Para ela, o resultado da pesquisa com relação às práticas punitivas é "alarmante" principalmente porque refere-se a palmadas e gritos com crianças pequenas, de menos de cinco anos.
Alimentos ultraprocessados
Na pesquisa, 51,5% também disseram que seus bebês de seis a 23 meses tinham consumido no dia anterior alimentos ultraprocessados como bebidas adoçadas, macarrão instantâneo, salgadinho, hambúrguer, embutidos e biscoitos.
Produtos ultraprocessados contém substâncias industriais que não são encontradas na cozinha. Estudos mostram que o consumo desses produtos aumenta o risco de hipertensão, doenças cardíacas e derrames.
Para elaborar o questionário, a pesquisa usou o referencial Nurturing Care Framework, elaborado pela Organização Mundial da Saúde (OMS) e pelo Unicef, agência da ONU para a infância.
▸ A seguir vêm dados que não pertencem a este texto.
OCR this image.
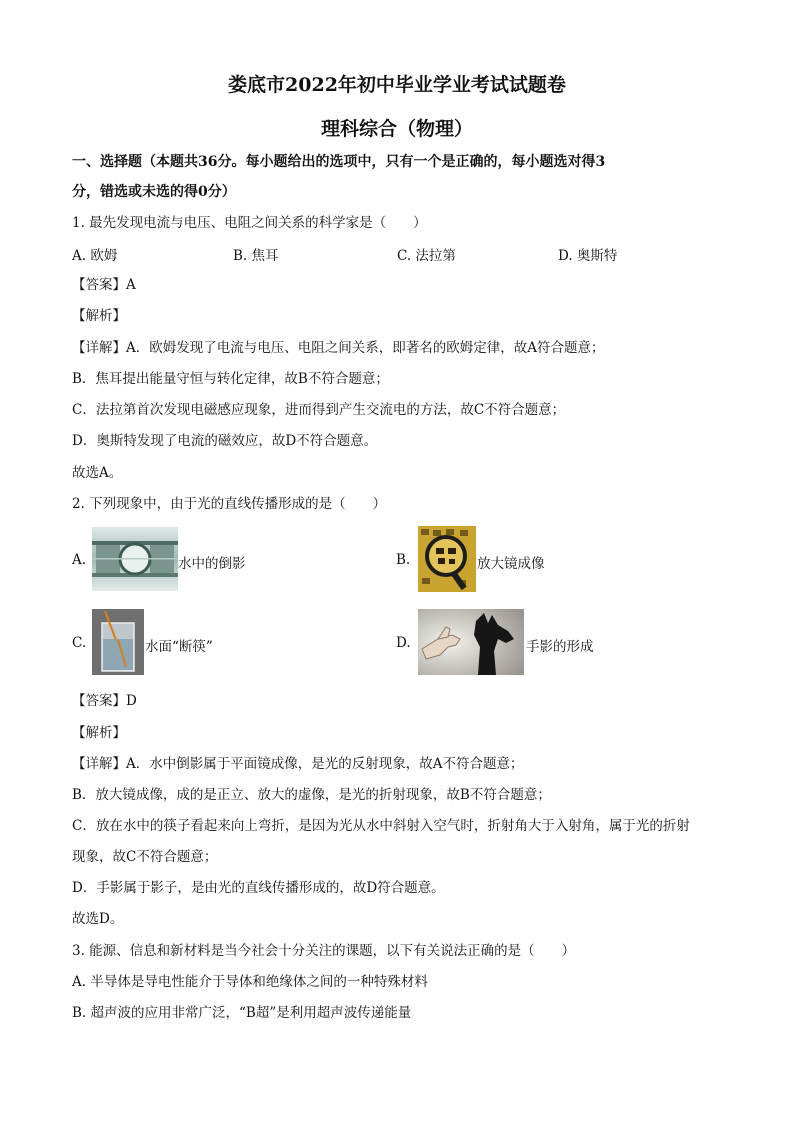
娄底市2022年初中毕业学业考试试题卷
理科综合（物理）
一、选择题（本题共36分。每小题给出的选项中，只有一个是正确的，每小题选对得3
分，错选或未选的得0分）
1. 最先发现电流与电压、电阻之间关系的科学家是（　　）
A. 欧姆	B. 焦耳	C. 法拉第	D. 奥斯特
【答案】A
【解析】
【详解】A．欧姆发现了电流与电压、电阻之间关系，即著名的欧姆定律，故A符合题意；
B．焦耳提出能量守恒与转化定律，故B不符合题意；
C．法拉第首次发现电磁感应现象，进而得到产生交流电的方法，故C不符合题意；
D．奥斯特发现了电流的磁效应，故D不符合题意。
故选A。
2. 下列现象中，由于光的直线传播形成的是（　　）
A.	水中的倒影	B.	放大镜成像
C.	水面“断筷”	D.	手影的形成
【答案】D
【解析】
【详解】A．水中倒影属于平面镜成像，是光的反射现象，故A不符合题意；
B．放大镜成像，成的是正立、放大的虚像，是光的折射现象，故B不符合题意；
C．放在水中的筷子看起来向上弯折，是因为光从水中斜射入空气时，折射角大于入射角，属于光的折射
现象，故C不符合题意；
D．手影属于影子，是由光的直线传播形成的，故D符合题意。
故选D。
3. 能源、信息和新材料是当今社会十分关注的课题，以下有关说法正确的是（　　）
A. 半导体是导电性能介于导体和绝缘体之间的一种特殊材料
B. 超声波的应用非常广泛，“B超”是利用超声波传递能量
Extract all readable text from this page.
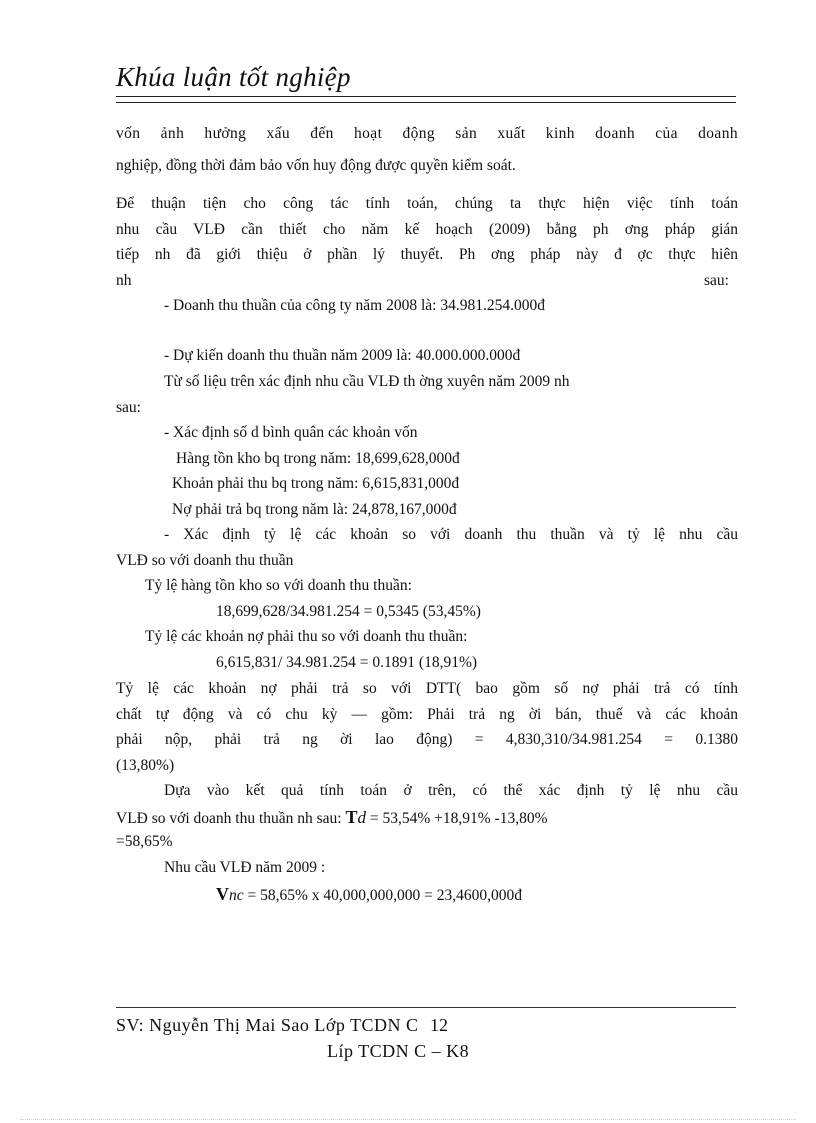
Khúa luận tốt nghiệp
vốn ảnh hưởng xấu đến hoạt động sản xuất kinh doanh của doanh
nghiệp, đồng thời đảm bảo vốn huy động được quyền kiểm soát.
Để thuận tiện cho công tác tính toán, chúng ta thực hiện việc tính toán
nhu cầu VLĐ cần thiết cho năm kế hoạch (2009) bằng ph ơng pháp gián
tiếp nh đã giới thiệu ở phần lý thuyết. Ph ơng pháp này đ ợc thực hiên
nh	sau:
- Doanh thu thuần của công ty năm 2008 là: 34.981.254.000đ
- Dự kiến doanh thu thuần năm 2009 là: 40.000.000.000đ
Từ số liệu trên xác định nhu cầu VLĐ th ờng xuyên năm 2009 nh
sau:
- Xác định số d bình quân các khoản vốn
Hàng tồn kho bq trong năm: 18,699,628,000đ
Khoản phải thu bq trong năm: 6,615,831,000đ
Nợ phải trả bq trong năm là: 24,878,167,000đ
- Xác định tỷ lệ các khoản so với doanh thu thuần và tỷ lệ nhu cầu
VLĐ so với doanh thu thuần
Tỷ lệ hàng tồn kho so với doanh thu thuần:
18,699,628/34.981.254 = 0,5345 (53,45%)
Tỷ lệ các khoản nợ phải thu so với doanh thu thuần:
6,615,831/ 34.981.254 = 0.1891 (18,91%)
Tỷ lệ các khoản nợ phải trả so với DTT( bao gồm số nợ phải trả có tính
chất tự động và có chu kỳ — gồm: Phải trả ng ời bán, thuế và các khoản
phải nộp, phải trả ng ời lao động) = 4,830,310/34.981.254 = 0.1380
(13,80%)
Dựa vào kết quả tính toán ở trên, có thể xác định tỷ lệ nhu cầu
VLĐ so với doanh thu thuần nh sau: Td = 53,54% +18,91% -13,80%
=58,65%
Nhu cầu VLĐ năm 2009 :
Vnc = 58,65% x 40,000,000,000 = 23,4600,000đ
SV: Nguyễn Thị Mai Sao Lớp TCDN C 12
Líp TCDN C – K8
Ele considera cinco áreas que precisam ser garantidas para um pleno desenvolvimento da criança: boa saúde, nutrição adequada, oportunidades de aprendizagem desde o início da vida, proteção e segurança e cuidados responsivos.
De maneira geral, o estudo identificou que 10,1% das crianças de zero a 35 meses e 12,8% das que tinham mais de 36 meses foram consideradas como suspeitas de terem atraso em desenvolvimento. Isso significa que elas não atingiram certos marcos de desenvolvimento, como sustentar o tronco ou balbuciar aos seis meses.
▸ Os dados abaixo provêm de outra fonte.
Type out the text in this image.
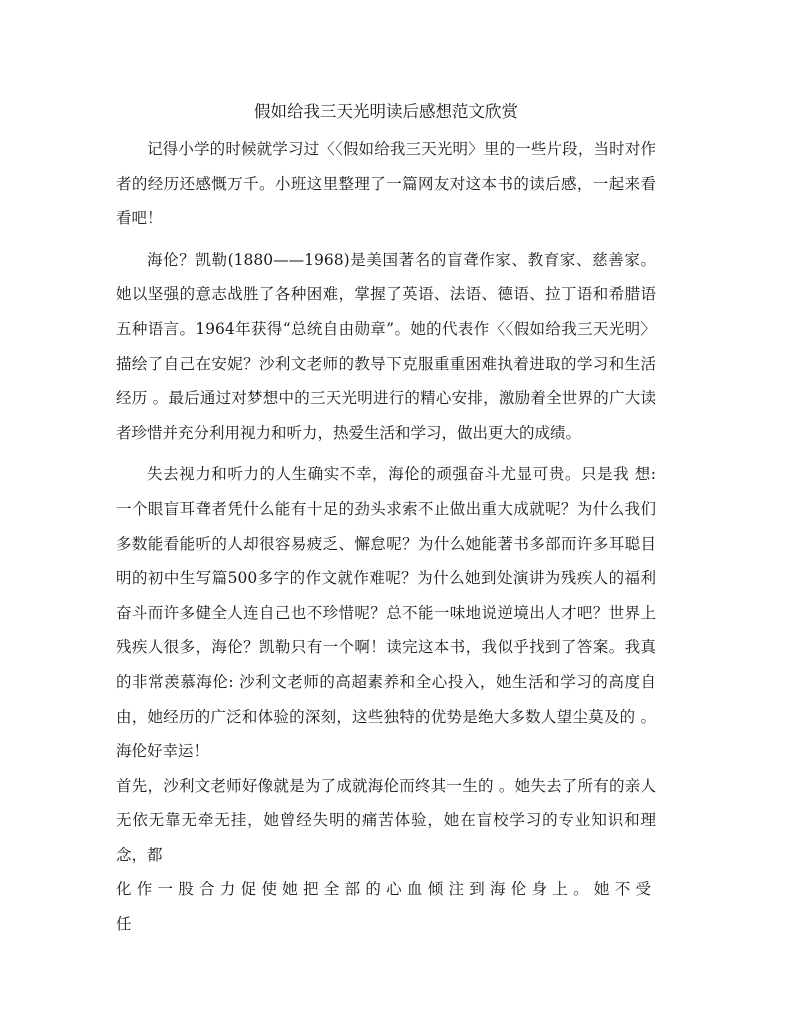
假如给我三天光明读后感想范文欣赏

记得小学的时候就学习过〈〈假如给我三天光明〉里的一些片段，当时对作者的经历还感慨万千。小班这里整理了一篇网友对这本书的读后感，一起来看看吧！

海伦？凯勒(1880——1968)是美国著名的盲聋作家、教育家、慈善家。她以坚强的意志战胜了各种困难，掌握了英语、法语、德语、拉丁语和希腊语五种语言。1964年获得“总统自由勋章”。她的代表作〈〈假如给我三天光明〉描绘了自己在安妮？沙利文老师的教导下克服重重困难执着进取的学习和生活经历 。最后通过对梦想中的三天光明进行的精心安排，激励着全世界的广大读者珍惜并充分利用视力和听力，热爱生活和学习，做出更大的成绩。

失去视力和听力的人生确实不幸，海伦的顽强奋斗尤显可贵。只是我 想: 一个眼盲耳聋者凭什么能有十足的劲头求索不止做出重大成就呢？为什么我们多数能看能听的人却很容易疲乏、懈怠呢？为什么她能著书多部而许多耳聪目明的初中生写篇500多字的作文就作难呢？为什么她到处演讲为残疾人的福利奋斗而许多健全人连自己也不珍惜呢？总不能一味地说逆境出人才吧？世界上残疾人很多，海伦？凯勒只有一个啊！读完这本书，我似乎找到了答案。我真的非常羡慕海伦: 沙利文老师的高超素养和全心投入，她生活和学习的高度自由，她经历的广泛和体验的深刻，这些独特的优势是绝大多数人望尘莫及的 。海伦好幸运！

首先，沙利文老师好像就是为了成就海伦而终其一生的 。她失去了所有的亲人无依无靠无牵无挂，她曾经失明的痛苦体验，她在盲校学习的专业知识和理念，都

化作一股合力促使她把全部的心血倾注到海伦身上。她不受任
Segundo o relatório, o atraso de desenvolvimento é mais frequente entre as crianças mais pobres e que participaram de programas de transferência de renda.
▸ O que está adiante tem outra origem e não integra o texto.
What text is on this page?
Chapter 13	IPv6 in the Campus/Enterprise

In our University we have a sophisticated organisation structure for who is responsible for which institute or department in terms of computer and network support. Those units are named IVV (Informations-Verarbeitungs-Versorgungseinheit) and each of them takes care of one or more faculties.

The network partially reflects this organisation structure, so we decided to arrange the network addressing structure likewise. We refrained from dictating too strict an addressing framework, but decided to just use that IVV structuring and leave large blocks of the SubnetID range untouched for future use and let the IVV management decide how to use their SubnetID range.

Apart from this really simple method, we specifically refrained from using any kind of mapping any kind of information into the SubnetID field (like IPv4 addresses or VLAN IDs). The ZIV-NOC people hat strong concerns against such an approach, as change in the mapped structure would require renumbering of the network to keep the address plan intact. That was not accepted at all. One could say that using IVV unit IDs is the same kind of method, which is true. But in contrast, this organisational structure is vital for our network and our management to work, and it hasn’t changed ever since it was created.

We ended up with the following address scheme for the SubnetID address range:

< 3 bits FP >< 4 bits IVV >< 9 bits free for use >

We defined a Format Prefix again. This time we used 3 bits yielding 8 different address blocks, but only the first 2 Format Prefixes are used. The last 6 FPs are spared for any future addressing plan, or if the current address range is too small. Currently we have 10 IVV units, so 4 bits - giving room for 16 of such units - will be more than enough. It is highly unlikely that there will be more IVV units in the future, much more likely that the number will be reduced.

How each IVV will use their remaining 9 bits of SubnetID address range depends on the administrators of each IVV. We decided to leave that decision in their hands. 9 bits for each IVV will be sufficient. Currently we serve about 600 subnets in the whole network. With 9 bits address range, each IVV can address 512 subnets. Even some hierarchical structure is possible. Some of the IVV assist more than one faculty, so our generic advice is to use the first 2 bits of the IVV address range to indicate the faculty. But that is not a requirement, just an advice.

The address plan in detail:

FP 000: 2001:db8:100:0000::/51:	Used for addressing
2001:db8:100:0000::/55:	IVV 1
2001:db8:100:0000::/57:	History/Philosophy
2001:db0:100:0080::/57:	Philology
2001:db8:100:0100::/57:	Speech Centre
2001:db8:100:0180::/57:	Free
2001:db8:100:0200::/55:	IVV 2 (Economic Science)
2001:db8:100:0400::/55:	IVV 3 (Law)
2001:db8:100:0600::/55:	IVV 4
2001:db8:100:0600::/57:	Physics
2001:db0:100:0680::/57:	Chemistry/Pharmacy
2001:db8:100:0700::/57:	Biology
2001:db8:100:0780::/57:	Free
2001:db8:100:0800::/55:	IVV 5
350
— Isso é esperado porque são de famílias em maior vulnerabilidade social — disse Sonia Venâncio.
Entre as mais atingidas estão as famílias com o mais baixo perfil socioeconômico: 17% das crianças estão com suspeita de atraso no desenvolvimento nesse grupo.
— Os resultados são importantes para reafirmar o impacto das desigualdades e para que tenhamos políticas para priorizar essas crianças.
Silêncio em casa
As conclusões do relatório destacam ainda o fato de um quarto dos pais terem dito que não conversaram, cantaram ou contaram histórias aos seus filhos pequenos nos dias anteriores aos que foram questionados. E ainda que 24% das crianças das capitais não tinham nenhum livro infantil em casa e que, quanto mais pobre, menor o índice.
Com relação à Educação Infantil, a pesquisa mostra que 9% das crianças com quatro anos ou mais não estavam matriculadas em escolas, o que é obrigatório no país a partir dessa idade. Mas em algumas capitais, como Porto Alegre, são 23%.
Em São Paulo, o índice é de 5%. Entre os menores, com menos de dois anos, a média fora da escola no país é de 46%, mas em Belém e Porto Velho, por exemplo, são 80% das crianças que não estão na creche. A região Norte é a que tem menos oferta de vagas para alunos em creche, importante tanto para o desenvolvimento da criança quanto no apoio às mulheres no mercado de trabalho.
O simpósio é realizado pelo Núcleo Ciência Pela Infância, uma coalizão que reúne Fundação Bernard van Leer, David Rockefeller Center for Latin American Studies da Universidade de Harvard, Fundação Maria Cecilia Souto Vidigal, Insper e Porticus.
Foram ouvidas na pesquisa famílias de 13.425 crianças entre zero e 59 meses em 13 capitais, incluindo o Distrito Federal, durante campanhas de vacinação.
*A repórter viajou a convite da Fundação Maria Cecilia Souto Vidigal.